Brigham and Women's Hospital, Boston, MA 02115, USA.
Brigham and Women's Hospital, Boston, MA 02115, USA.
Hum Pathol. 2014 Mar;45(3):446-55. doi: 10.1016/j.humpath.2013.10.032. Epub 2013 Nov 12.
Most gastric cancers develop via an intestinal metaplasia (IM)-dysplasia-carcinogenic pathway. We have noted that some patients with chronic gastritis have dysplasia-like atypia (DLA) limited to the pit epithelium but without involvement of the surface epithelium. We performed this study to determine the clinical and biological characteristics and outcome of DLA, to gain insight into its role in the pathogenesis of gastric cancer. The study consisted of 102 consecutive patients with resected gastric cancer, a separate cohort of patients (n = 166) with chronic gastritis and IM in their index gastric biopsies, and 44 controls. All specimens were evaluated for clinical and pathologic features of the cancer (in the resection cohort) and background mucosa. Of 102 patients with gastric cancer, 50 (49%) had DLA in areas of mucosa adjacent to or near either conventional dysplasia or cancer. This value was significantly higher than controls (DLA 6.8%; P < .0001). Gastric cancer patients with DLA showed a significantly higher age at presentation; intestinal-type adenocarcinoma; low-grade differentiation; stage 1 tumors; and a higher rate of chronic gastritis, IM, atrophy, and conventional dysplasia in the background mucosa compared to patients without DLA. DLA showed intestinal-type differentiation, and a higher Ki-67 rate and MUC6 positivity compared with IM. Of the 166 patients with biopsies, DLA was identified in 24 (14%). Upon follow-up, 38% of positive cases showed persistent DLA, whereas 25% progressed to conventional low-grade dysplasia. Based on these results, we conclude that DLA represents an important precursor lesion in gastric carcinogenesis and supports its interpretation as a neoplastic lesion.

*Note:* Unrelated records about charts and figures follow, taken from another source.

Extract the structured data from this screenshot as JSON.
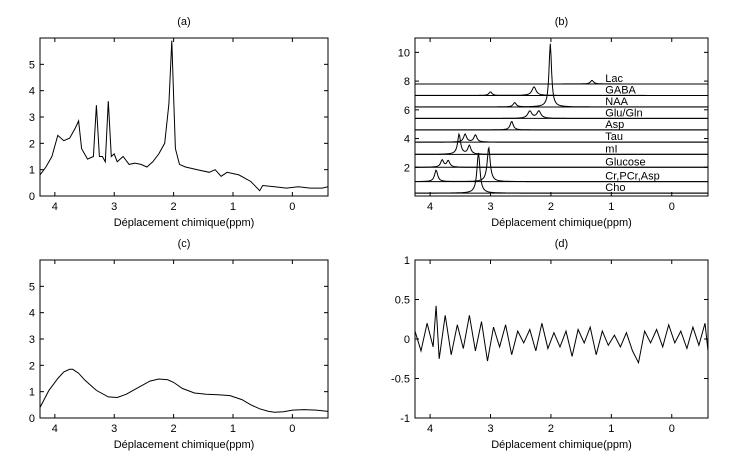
{
  "figure": {
    "panels": [
      {
        "id": "a",
        "label": "(a)",
        "xlabel": "Déplacement chimique(ppm)"
      },
      {
        "id": "b",
        "label": "(b)",
        "xlabel": "Déplacement chimique(ppm)"
      },
      {
        "id": "c",
        "label": "(c)",
        "xlabel": "Déplacement chimique(ppm)"
      },
      {
        "id": "d",
        "label": "(d)",
        "xlabel": "Déplacement chimique(ppm)"
      }
    ]
  },
  "chart_data": [
    {
      "panel": "a",
      "type": "line",
      "title": "(a)",
      "xlabel": "Déplacement chimique(ppm)",
      "ylabel": "",
      "x_reversed": true,
      "xlim": [
        4.25,
        -0.6
      ],
      "ylim": [
        0,
        6
      ],
      "xticks": [
        4,
        3,
        2,
        1,
        0
      ],
      "yticks": [
        0,
        1,
        2,
        3,
        4,
        5
      ],
      "grid": false,
      "series": [
        {
          "x": [
            4.25,
            4.15,
            4.05,
            3.95,
            3.85,
            3.75,
            3.65,
            3.6,
            3.55,
            3.45,
            3.35,
            3.3,
            3.25,
            3.2,
            3.15,
            3.1,
            3.05,
            3.0,
            2.95,
            2.85,
            2.75,
            2.65,
            2.55,
            2.45,
            2.35,
            2.25,
            2.15,
            2.08,
            2.03,
            2.0,
            1.97,
            1.9,
            1.8,
            1.6,
            1.4,
            1.3,
            1.2,
            1.1,
            0.9,
            0.7,
            0.55,
            0.5,
            0.3,
            0.1,
            -0.1,
            -0.3,
            -0.5,
            -0.6
          ],
          "y": [
            0.8,
            1.1,
            1.5,
            2.3,
            2.1,
            2.2,
            2.6,
            2.85,
            1.8,
            1.4,
            1.5,
            3.45,
            1.5,
            1.5,
            1.3,
            3.6,
            1.5,
            1.6,
            1.3,
            1.5,
            1.2,
            1.25,
            1.2,
            1.1,
            1.3,
            1.6,
            2.0,
            3.5,
            5.9,
            3.8,
            1.8,
            1.2,
            1.1,
            1.0,
            0.9,
            1.0,
            0.75,
            0.9,
            0.8,
            0.55,
            0.2,
            0.4,
            0.35,
            0.3,
            0.35,
            0.3,
            0.3,
            0.35
          ]
        }
      ]
    },
    {
      "panel": "b",
      "type": "line",
      "title": "(b)",
      "xlabel": "Déplacement chimique(ppm)",
      "ylabel": "",
      "x_reversed": true,
      "xlim": [
        4.25,
        -0.6
      ],
      "ylim": [
        0,
        11
      ],
      "xticks": [
        4,
        3,
        2,
        1,
        0
      ],
      "yticks": [
        2,
        4,
        6,
        8,
        10
      ],
      "grid": false,
      "series": [
        {
          "name": "Cho",
          "baseline": 0.2,
          "peaks": [
            {
              "center": 3.2,
              "height": 2.8,
              "width": 0.03
            }
          ]
        },
        {
          "name": "Cr,PCr,Asp",
          "baseline": 1.0,
          "peaks": [
            {
              "center": 3.9,
              "height": 0.8,
              "width": 0.03
            },
            {
              "center": 3.03,
              "height": 2.4,
              "width": 0.03
            }
          ]
        },
        {
          "name": "Glucose",
          "baseline": 2.0,
          "peaks": [
            {
              "center": 3.8,
              "height": 0.5,
              "width": 0.03
            },
            {
              "center": 3.7,
              "height": 0.45,
              "width": 0.03
            }
          ]
        },
        {
          "name": "mI",
          "baseline": 2.9,
          "peaks": [
            {
              "center": 3.52,
              "height": 1.4,
              "width": 0.03
            },
            {
              "center": 3.35,
              "height": 0.6,
              "width": 0.03
            }
          ]
        },
        {
          "name": "Tau",
          "baseline": 3.75,
          "peaks": [
            {
              "center": 3.42,
              "height": 0.55,
              "width": 0.03
            },
            {
              "center": 3.25,
              "height": 0.5,
              "width": 0.03
            }
          ]
        },
        {
          "name": "Asp",
          "baseline": 4.6,
          "peaks": [
            {
              "center": 2.65,
              "height": 0.6,
              "width": 0.03
            }
          ]
        },
        {
          "name": "Glu/Gln",
          "baseline": 5.4,
          "peaks": [
            {
              "center": 2.35,
              "height": 0.5,
              "width": 0.04
            },
            {
              "center": 2.2,
              "height": 0.5,
              "width": 0.04
            }
          ]
        },
        {
          "name": "NAA",
          "baseline": 6.2,
          "peaks": [
            {
              "center": 2.01,
              "height": 4.4,
              "width": 0.025
            },
            {
              "center": 2.6,
              "height": 0.3,
              "width": 0.03
            }
          ]
        },
        {
          "name": "GABA",
          "baseline": 7.0,
          "peaks": [
            {
              "center": 2.28,
              "height": 0.6,
              "width": 0.04
            },
            {
              "center": 3.0,
              "height": 0.25,
              "width": 0.03
            }
          ]
        },
        {
          "name": "Lac",
          "baseline": 7.8,
          "peaks": [
            {
              "center": 1.32,
              "height": 0.25,
              "width": 0.03
            }
          ]
        }
      ]
    },
    {
      "panel": "c",
      "type": "line",
      "title": "(c)",
      "xlabel": "Déplacement chimique(ppm)",
      "ylabel": "",
      "x_reversed": true,
      "xlim": [
        4.25,
        -0.6
      ],
      "ylim": [
        0,
        6
      ],
      "xticks": [
        4,
        3,
        2,
        1,
        0
      ],
      "yticks": [
        0,
        1,
        2,
        3,
        4,
        5
      ],
      "grid": false,
      "series": [
        {
          "x": [
            4.25,
            4.1,
            3.95,
            3.85,
            3.75,
            3.7,
            3.6,
            3.5,
            3.3,
            3.1,
            2.95,
            2.8,
            2.6,
            2.4,
            2.25,
            2.1,
            2.0,
            1.85,
            1.65,
            1.45,
            1.25,
            1.05,
            0.85,
            0.7,
            0.55,
            0.4,
            0.3,
            0.15,
            0.0,
            -0.2,
            -0.4,
            -0.6
          ],
          "y": [
            0.4,
            1.05,
            1.5,
            1.75,
            1.85,
            1.85,
            1.7,
            1.45,
            1.05,
            0.8,
            0.78,
            0.9,
            1.15,
            1.4,
            1.48,
            1.45,
            1.35,
            1.12,
            0.95,
            0.9,
            0.88,
            0.85,
            0.7,
            0.5,
            0.35,
            0.25,
            0.22,
            0.24,
            0.3,
            0.32,
            0.3,
            0.25
          ]
        }
      ]
    },
    {
      "panel": "d",
      "type": "line",
      "title": "(d)",
      "xlabel": "Déplacement chimique(ppm)",
      "ylabel": "",
      "x_reversed": true,
      "xlim": [
        4.25,
        -0.6
      ],
      "ylim": [
        -1,
        1
      ],
      "xticks": [
        4,
        3,
        2,
        1,
        0
      ],
      "yticks": [
        -1,
        -0.5,
        0,
        0.5,
        1
      ],
      "ytick_labels": [
        "-1",
        "-0.5",
        "0",
        "0.5",
        "1"
      ],
      "grid": false,
      "series": [
        {
          "x": [
            4.25,
            4.15,
            4.05,
            3.95,
            3.9,
            3.85,
            3.75,
            3.65,
            3.55,
            3.45,
            3.35,
            3.25,
            3.15,
            3.05,
            2.95,
            2.85,
            2.75,
            2.65,
            2.55,
            2.45,
            2.35,
            2.25,
            2.15,
            2.05,
            1.95,
            1.85,
            1.75,
            1.65,
            1.55,
            1.45,
            1.35,
            1.25,
            1.15,
            1.05,
            0.95,
            0.85,
            0.75,
            0.65,
            0.55,
            0.45,
            0.35,
            0.25,
            0.15,
            0.05,
            -0.05,
            -0.15,
            -0.25,
            -0.35,
            -0.45,
            -0.55,
            -0.6
          ],
          "y": [
            0.1,
            -0.15,
            0.2,
            -0.1,
            0.42,
            -0.25,
            0.3,
            -0.2,
            0.18,
            -0.12,
            0.3,
            -0.15,
            0.22,
            -0.28,
            0.15,
            -0.1,
            0.18,
            -0.2,
            0.1,
            -0.05,
            0.12,
            -0.15,
            0.2,
            -0.12,
            0.08,
            -0.1,
            0.1,
            -0.22,
            0.12,
            -0.05,
            0.15,
            -0.2,
            0.1,
            -0.08,
            0.05,
            -0.1,
            0.08,
            -0.15,
            -0.3,
            0.1,
            -0.05,
            0.12,
            -0.1,
            0.18,
            -0.05,
            0.1,
            -0.12,
            0.15,
            -0.08,
            0.2,
            -0.15
          ]
        }
      ]
    }
  ]
}
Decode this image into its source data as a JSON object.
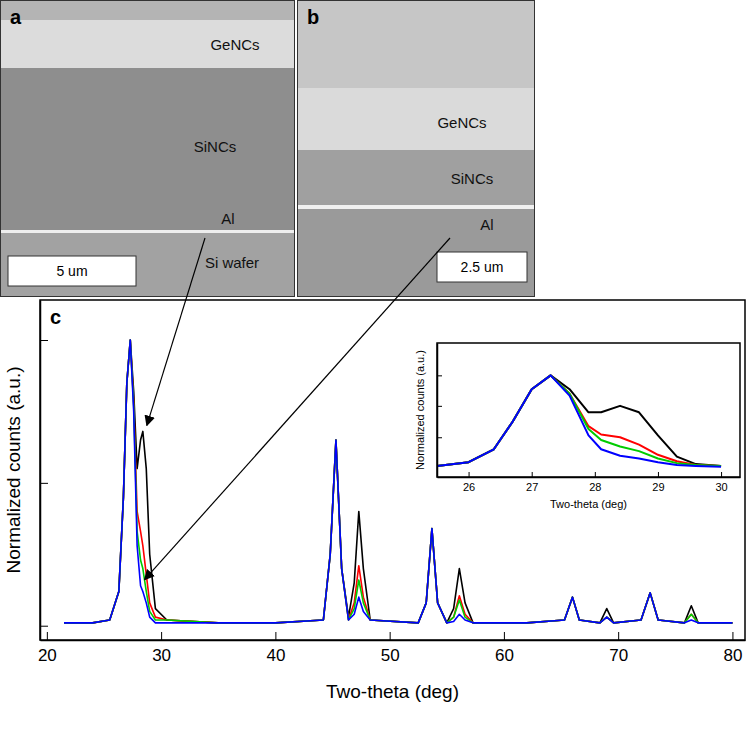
{
  "sem_images": [
    {
      "letter": "a",
      "layers": [
        "GeNCs",
        "SiNCs",
        "Al",
        "Si wafer"
      ],
      "scale_bar": "5 um"
    },
    {
      "letter": "b",
      "layers": [
        "GeNCs",
        "SiNCs",
        "Al"
      ],
      "scale_bar": "2.5 um"
    }
  ],
  "chart_data": [
    {
      "type": "line",
      "panel_label": "c",
      "x_label": "Two-theta (deg)",
      "y_label": "Normalized counts (a.u.)",
      "xlim": [
        19.4,
        81.1
      ],
      "xticks": [
        20,
        30,
        40,
        50,
        60,
        70,
        80
      ],
      "ylim": [
        -0.05,
        1.14
      ],
      "yticks": [
        0,
        0.5,
        1
      ],
      "tick_labels": "x",
      "x": [
        21.5,
        24,
        25.5,
        26.3,
        26.7,
        27.0,
        27.3,
        27.6,
        27.9,
        28.2,
        28.4,
        28.7,
        29.0,
        29.5,
        30.5,
        35,
        40,
        44.2,
        44.8,
        45.3,
        45.8,
        46.4,
        46.9,
        47.3,
        47.7,
        48.3,
        52.5,
        53.2,
        53.7,
        54.2,
        55.0,
        55.6,
        56.1,
        56.6,
        57.3,
        62,
        65.3,
        66.0,
        66.6,
        68.4,
        69.0,
        69.6,
        72.0,
        72.8,
        73.5,
        75.8,
        76.4,
        77.0,
        80
      ],
      "series": [
        {
          "color": "#000000",
          "values": [
            0.01,
            0.01,
            0.02,
            0.12,
            0.45,
            0.85,
            1.0,
            0.82,
            0.55,
            0.65,
            0.68,
            0.55,
            0.25,
            0.06,
            0.02,
            0.01,
            0.01,
            0.02,
            0.25,
            0.65,
            0.2,
            0.03,
            0.15,
            0.4,
            0.2,
            0.02,
            0.01,
            0.08,
            0.34,
            0.08,
            0.01,
            0.06,
            0.2,
            0.08,
            0.01,
            0.01,
            0.02,
            0.1,
            0.02,
            0.01,
            0.06,
            0.01,
            0.02,
            0.115,
            0.02,
            0.01,
            0.07,
            0.01,
            0.01
          ]
        },
        {
          "color": "#ff0000",
          "values": [
            0.01,
            0.01,
            0.02,
            0.12,
            0.45,
            0.85,
            1.0,
            0.78,
            0.4,
            0.33,
            0.28,
            0.18,
            0.08,
            0.03,
            0.02,
            0.01,
            0.01,
            0.02,
            0.25,
            0.65,
            0.2,
            0.02,
            0.08,
            0.21,
            0.1,
            0.02,
            0.01,
            0.08,
            0.34,
            0.08,
            0.01,
            0.03,
            0.105,
            0.04,
            0.01,
            0.01,
            0.02,
            0.1,
            0.02,
            0.01,
            0.03,
            0.01,
            0.02,
            0.115,
            0.02,
            0.01,
            0.04,
            0.01,
            0.01
          ]
        },
        {
          "color": "#00cc00",
          "values": [
            0.01,
            0.01,
            0.02,
            0.12,
            0.45,
            0.85,
            1.0,
            0.77,
            0.33,
            0.23,
            0.2,
            0.12,
            0.05,
            0.02,
            0.02,
            0.01,
            0.01,
            0.02,
            0.25,
            0.65,
            0.2,
            0.02,
            0.06,
            0.16,
            0.08,
            0.02,
            0.01,
            0.08,
            0.34,
            0.08,
            0.01,
            0.03,
            0.09,
            0.03,
            0.01,
            0.01,
            0.02,
            0.1,
            0.02,
            0.01,
            0.03,
            0.01,
            0.02,
            0.115,
            0.02,
            0.01,
            0.04,
            0.01,
            0.01
          ]
        },
        {
          "color": "#0000ff",
          "values": [
            0.01,
            0.01,
            0.02,
            0.12,
            0.45,
            0.85,
            1.0,
            0.75,
            0.28,
            0.14,
            0.12,
            0.08,
            0.03,
            0.01,
            0.01,
            0.01,
            0.01,
            0.02,
            0.25,
            0.65,
            0.2,
            0.02,
            0.04,
            0.1,
            0.05,
            0.02,
            0.01,
            0.08,
            0.34,
            0.08,
            0.01,
            0.015,
            0.04,
            0.02,
            0.01,
            0.01,
            0.02,
            0.1,
            0.02,
            0.01,
            0.03,
            0.01,
            0.02,
            0.115,
            0.02,
            0.01,
            0.02,
            0.01,
            0.01
          ]
        }
      ]
    },
    {
      "type": "line",
      "x_label": "Two-theta (deg)",
      "y_label": "Normalized counts (a.u.)",
      "xlim": [
        25.5,
        30.3
      ],
      "xticks": [
        26,
        27,
        28,
        29,
        30
      ],
      "ylim": [
        -0.1,
        1.35
      ],
      "yticks": [
        0.33,
        0.67,
        1.0
      ],
      "tick_labels": "x",
      "x": [
        25.5,
        26.0,
        26.4,
        26.7,
        27.0,
        27.3,
        27.6,
        27.9,
        28.1,
        28.4,
        28.7,
        29.0,
        29.3,
        29.6,
        30.0
      ],
      "series": [
        {
          "color": "#000000",
          "values": [
            0.02,
            0.06,
            0.2,
            0.5,
            0.85,
            1.0,
            0.85,
            0.6,
            0.6,
            0.67,
            0.6,
            0.35,
            0.12,
            0.04,
            0.02
          ]
        },
        {
          "color": "#ff0000",
          "values": [
            0.02,
            0.06,
            0.2,
            0.5,
            0.85,
            1.0,
            0.8,
            0.45,
            0.36,
            0.33,
            0.25,
            0.14,
            0.07,
            0.03,
            0.02
          ]
        },
        {
          "color": "#00cc00",
          "values": [
            0.02,
            0.06,
            0.2,
            0.5,
            0.85,
            1.0,
            0.8,
            0.42,
            0.3,
            0.23,
            0.18,
            0.1,
            0.05,
            0.03,
            0.02
          ]
        },
        {
          "color": "#0000ff",
          "values": [
            0.02,
            0.06,
            0.2,
            0.5,
            0.85,
            1.0,
            0.78,
            0.35,
            0.2,
            0.13,
            0.1,
            0.06,
            0.03,
            0.02,
            0.01
          ]
        }
      ]
    }
  ]
}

大多数胃癌是通过肠上皮化生(IM)-异型增生-致癌途径发展而来的。我们注意到,一些慢性胃炎患者的异型增生样不典型性(DLA)仅限于隐窝上皮,而不涉及表面上皮。我们进行这项研究是为了确定 DLA 的临床和生物学特征及其结果,以深入了解其在胃癌发病机制中的作用。该研究包括 102 例连续接受胃癌切除术的患者、另一组在其索引胃活检中具有慢性胃炎和 IM 的患者(n = 166)以及 44 例对照。所有标本均评估了癌症(在切除组)和背景黏膜的临床和病理特征。在 102 例胃癌患者中,50 例(49%)在邻近常规异型增生或癌症的黏膜区域存在 DLA。这一数值明显高于对照组(DLA 为 6.8%;P <.0001)。存在 DLA 的胃癌患者表现出明显更高的发病年龄;肠型腺癌;低分化;I 期肿瘤;以及背景黏膜中慢性胃炎、IM、萎缩和常规异型增生的发生率更高。与 IM 相比,DLA 表现出肠型分化,Ki-67 率和 MUC6 阳性率更高。在 166 例接受活检的患者中,有 24 例(14%)发现了 DLA。随访时,阳性病例中有 38%持续存在 DLA,而 25%进展为常规低级别异型增生。基于这些结果,我们得出结论,DLA 代表胃癌发生过程中的一个重要前体病变,并支持将其解释为一种肿瘤性病变。